The middle school recently closed the curtain on a stunning production of The Lion King, Jr. In one poignant scene, the spirit of King Mufasa speaks to his adolescent son Simba in a vision and urges him to aim higher. “Look inside yourself, Simba,” he says. “You are more than what you have become.”

This exchange felt beautifully familiar. As the teachers and I work with middle school students during class, advisory, TOE trips, athletics, and extracurricular activities, we try to inspire them to “look inside themselves” and imagine what they can become. We also try to help them reflect on their choices and how they have grown.

After the dust settled on the play, I had lunch with several of the student performers to talk about their experiences. The play took weeks and weeks of their time. It pulled them out of their comfort zones. What did they learn? How did they grow? Was it worth it?

They responded with the insight and enthusiasm that characterizes our middle school students. They described their surprise at discovering how comfortable they felt on stage. They expressed their delight at making new friends and observing their classmates’ talents.  And they reflected on how good it felt to work hard and be a part of something larger than themselves.

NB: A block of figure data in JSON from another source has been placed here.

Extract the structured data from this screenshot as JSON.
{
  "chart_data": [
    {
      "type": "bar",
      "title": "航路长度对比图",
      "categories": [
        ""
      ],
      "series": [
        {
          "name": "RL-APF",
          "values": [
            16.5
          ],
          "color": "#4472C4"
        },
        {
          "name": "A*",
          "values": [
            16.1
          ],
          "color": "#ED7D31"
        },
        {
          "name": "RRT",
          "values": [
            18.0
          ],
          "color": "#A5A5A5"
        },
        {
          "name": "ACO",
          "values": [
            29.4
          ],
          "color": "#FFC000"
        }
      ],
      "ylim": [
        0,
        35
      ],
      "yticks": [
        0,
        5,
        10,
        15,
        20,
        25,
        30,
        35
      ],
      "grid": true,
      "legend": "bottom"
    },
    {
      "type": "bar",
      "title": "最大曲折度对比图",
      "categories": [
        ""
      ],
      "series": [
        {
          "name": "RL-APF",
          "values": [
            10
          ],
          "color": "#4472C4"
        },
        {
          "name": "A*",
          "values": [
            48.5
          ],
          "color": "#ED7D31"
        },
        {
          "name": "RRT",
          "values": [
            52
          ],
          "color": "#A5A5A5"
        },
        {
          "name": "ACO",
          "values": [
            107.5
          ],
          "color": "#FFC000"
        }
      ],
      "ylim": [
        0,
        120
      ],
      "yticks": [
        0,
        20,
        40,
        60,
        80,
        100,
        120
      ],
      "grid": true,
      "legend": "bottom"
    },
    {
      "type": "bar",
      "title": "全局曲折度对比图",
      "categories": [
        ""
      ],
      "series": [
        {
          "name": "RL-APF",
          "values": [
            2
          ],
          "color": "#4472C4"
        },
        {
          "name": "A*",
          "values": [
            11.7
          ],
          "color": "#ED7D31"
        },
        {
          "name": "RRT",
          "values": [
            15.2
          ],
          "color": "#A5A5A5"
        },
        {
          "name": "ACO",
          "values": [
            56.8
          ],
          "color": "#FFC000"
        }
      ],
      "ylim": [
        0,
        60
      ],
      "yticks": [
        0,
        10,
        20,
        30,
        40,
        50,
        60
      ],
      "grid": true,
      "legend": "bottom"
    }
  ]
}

Here are a few highlights from our conversation:

Question: After participating in the play, what do you know now that you didn’t know before?

  • It takes more than the lead parts to pull off a musical –  a lot of teamwork goes into pulling off something so big.
  • Anyone can become friends –  even a lion, a warthog, and a meerkat!
  • You don’t have to have a main part to shine on stage.
  • I learned how much work and time it takes to create something great.
  • Performing doesn’t just make me happy, it makes the audience happy.
  • I know not to break character or laugh on stage, even when someone is making funny faces!

Question: What did you learn about YOURSELF from participating in the play?

  • I learned that once I put my mind to something, I can bring out the best in myself.
  • I can sing in front of large crowds with confidence.
  • I learned that I don’t feel uncomfortable on stage.  In fact, the stage is where I feel safe.
  • I enjoy being a different person for a day –  it takes you out of the “real” world and lets you experience an alternate reality.
  • I discovered that I love acting. Being on stage makes me happy.
  • I can interact really well with people –  even if I don’t know them very well.

Question: The play took a lot of time and effort –  where did you find your MOTIVATION?

  • I was motivated by building something –  by creating something that we could all call our own.  We made The Lion King!
  • Acting brought out the creative side of me. I discovered I had a passion for it.
  • I was motivated by being part of a huge group of people who share my love of drama and singing.
  • I wasn’t working for a grade –  I was working toward a goal.
  • I wanted people to see me on stage!
  • I wanted to be a part of something amazing and beautiful.

And because their enthusiasm couldn’t be contained . . . here are just a few more insights they shared with me:

  • The play helps kids find their true personality in a “no judge zone.” It allows us to see what we might be hiding when we try to “fit in.”
  • Drama helps kids explore options for the future and find their voice. It’s a place where it’s okay to be LOUD and express yourself.
  • Creative output is key to success. Wouldn’t you want to be able to creatively express yourself?
  • Performing gives you the confidence to speak up publicly outside of school.
  • You don’t need to be the lead. You can start small and dream big –  and you can create something beautiful.

The ability to reflect on powerful experiences is often as important as the experience itself. When students pause to consider how they’ve grown and what lessons they have learned, they can stand a little taller and face the next challenge with a little more confidence. After spending time with these young performers, I would amend King Mufasa’s words and say to them: “Look inside yourselves. Aren’t you amazed by what you have become?”